Because gummies have a shorter shelf life and the ingredients lose potency faster than pills, companies will sometimes put a higher amount than labeled to compensate, an expert at ConsumerLab previously told TODAY.com.

Even if they are sold over-the-counter, vitamins and supplements can cause adverse effects. In children, melatonin can cause nausea, abdominal pain and headaches, TODAY.com previously reported. "We also see kind of hangover effects or grogginess in the morning ... so it can have the opposite effect of what you want which is your kid being rested and alert and ready for the day," she adds.

Melatonin has become increasingly popular over the past 20 years — despite the lack of high-quality evidence that it helps people sleep better — and use increased sharply during COVID-19 pandemic, TODAY.com reported previously.

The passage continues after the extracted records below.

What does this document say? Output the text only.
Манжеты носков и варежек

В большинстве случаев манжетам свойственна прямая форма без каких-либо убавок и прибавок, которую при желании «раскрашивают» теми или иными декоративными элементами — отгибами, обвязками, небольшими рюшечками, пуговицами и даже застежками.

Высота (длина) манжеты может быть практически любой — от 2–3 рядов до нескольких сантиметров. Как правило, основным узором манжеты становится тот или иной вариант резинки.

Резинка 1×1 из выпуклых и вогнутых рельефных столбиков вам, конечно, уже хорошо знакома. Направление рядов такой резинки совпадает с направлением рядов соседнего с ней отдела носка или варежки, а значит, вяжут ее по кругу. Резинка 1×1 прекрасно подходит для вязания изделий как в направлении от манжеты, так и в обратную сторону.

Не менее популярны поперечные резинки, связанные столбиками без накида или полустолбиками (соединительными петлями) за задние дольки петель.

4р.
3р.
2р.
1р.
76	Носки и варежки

And so have melatonin poisonings among children.

According to the U.S. Centers for Disease Control and Prevention, between 2012 to 2021, the annual number of pediatric melatonin ingestions reported to poison control increased by 530%.

Last fall, the American Academy of Sleep Medicine issued new guidance around melatonin for children, recommending that parents do not give it to their kids without talking to a pediatrician first, TODAY.com previously reported.

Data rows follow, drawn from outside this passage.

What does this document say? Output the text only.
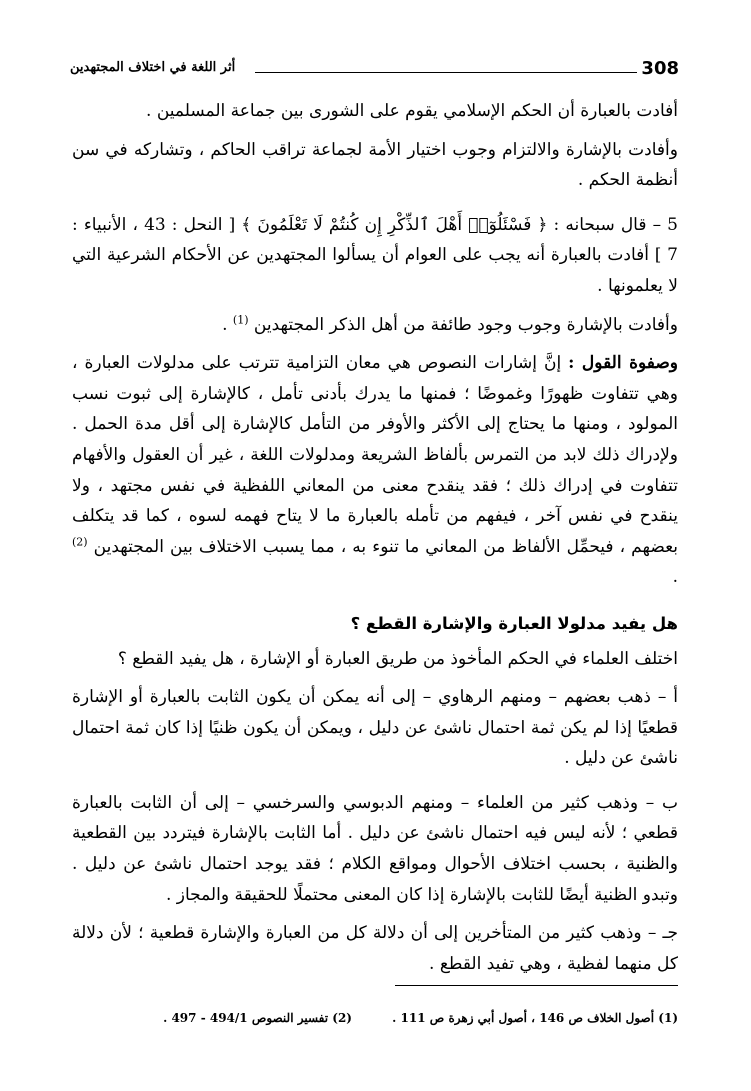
308
أثر اللغة في اختلاف المجتهدين

أفادت بالعبارة أن الحكم الإسلامي يقوم على الشورى بين جماعة المسلمين .

وأفادت بالإشارة والالتزام وجوب اختيار الأمة لجماعة تراقب الحاكم ، وتشاركه في سن أنظمة الحكم .

5 – قال سبحانه : ﴿ فَسْئَلُوٓا۟ أَهْلَ ٱلذِّكْرِ إِن كُنتُمْ لَا تَعْلَمُونَ ﴾ [ النحل : 43 ، الأنبياء : 7 ] أفادت بالعبارة أنه يجب على العوام أن يسألوا المجتهدين عن الأحكام الشرعية التي لا يعلمونها .

وأفادت بالإشارة وجوب وجود طائفة من أهل الذكر المجتهدين $^{(1)}$ .

وصفوة القول : إنَّ إشارات النصوص هي معان التزامية تترتب على مدلولات العبارة ، وهي تتفاوت ظهورًا وغموضًا ؛ فمنها ما يدرك بأدنى تأمل ، كالإشارة إلى ثبوت نسب المولود ، ومنها ما يحتاج إلى الأكثر والأوفر من التأمل كالإشارة إلى أقل مدة الحمل . ولإدراك ذلك لابد من التمرس بألفاظ الشريعة ومدلولات اللغة ، غير أن العقول والأفهام تتفاوت في إدراك ذلك ؛ فقد ينقدح معنى من المعاني اللفظية في نفس مجتهد ، ولا ينقدح في نفس آخر ، فيفهم من تأمله بالعبارة ما لا يتاح فهمه لسوه ، كما قد يتكلف بعضهم ، فيحمِّل الألفاظ من المعاني ما تنوء به ، مما يسبب الاختلاف بين المجتهدين $^{(2)}$ .

هل يفيد مدلولا العبارة والإشارة القطع ؟

اختلف العلماء في الحكم المأخوذ من طريق العبارة أو الإشارة ، هل يفيد القطع ؟

أ – ذهب بعضهم – ومنهم الرهاوي – إلى أنه يمكن أن يكون الثابت بالعبارة أو الإشارة قطعيًا إذا لم يكن ثمة احتمال ناشئ عن دليل ، ويمكن أن يكون ظنيًا إذا كان ثمة احتمال ناشئ عن دليل .

ب – وذهب كثير من العلماء – ومنهم الدبوسي والسرخسي – إلى أن الثابت بالعبارة قطعي ؛ لأنه ليس فيه احتمال ناشئ عن دليل . أما الثابت بالإشارة فيتردد بين القطعية والظنية ، بحسب اختلاف الأحوال ومواقع الكلام ؛ فقد يوجد احتمال ناشئ عن دليل . وتبدو الظنية أيضًا للثابت بالإشارة إذا كان المعنى محتملًا للحقيقة والمجاز .

جـ – وذهب كثير من المتأخرين إلى أن دلالة كل من العبارة والإشارة قطعية ؛ لأن دلالة كل منهما لفظية ، وهي تفيد القطع .

(1) أصول الخلاف ص 146 ، أصول أبي زهرة ص 111 . (2) تفسير النصوص 494/1 - 497 .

“I think we have this kind of huge public health problem where we’re seeing a lot of difficulties with kids falling asleep,” says Martinez. Melatonin seems like an easy fix for parents, she says, because gummies are attractive to kids and it’s easily available.

The bottom line is there isn’t enough evidence to support the use of melatonin as a sleep aid in healthy children, the experts note, and there isn’t much research into the effects of long-term use either.

If adults want to take melatonin, Chen says the recommended dose is usually between 3 to 5 milligrams. However, the benefit "is just not there," he adds.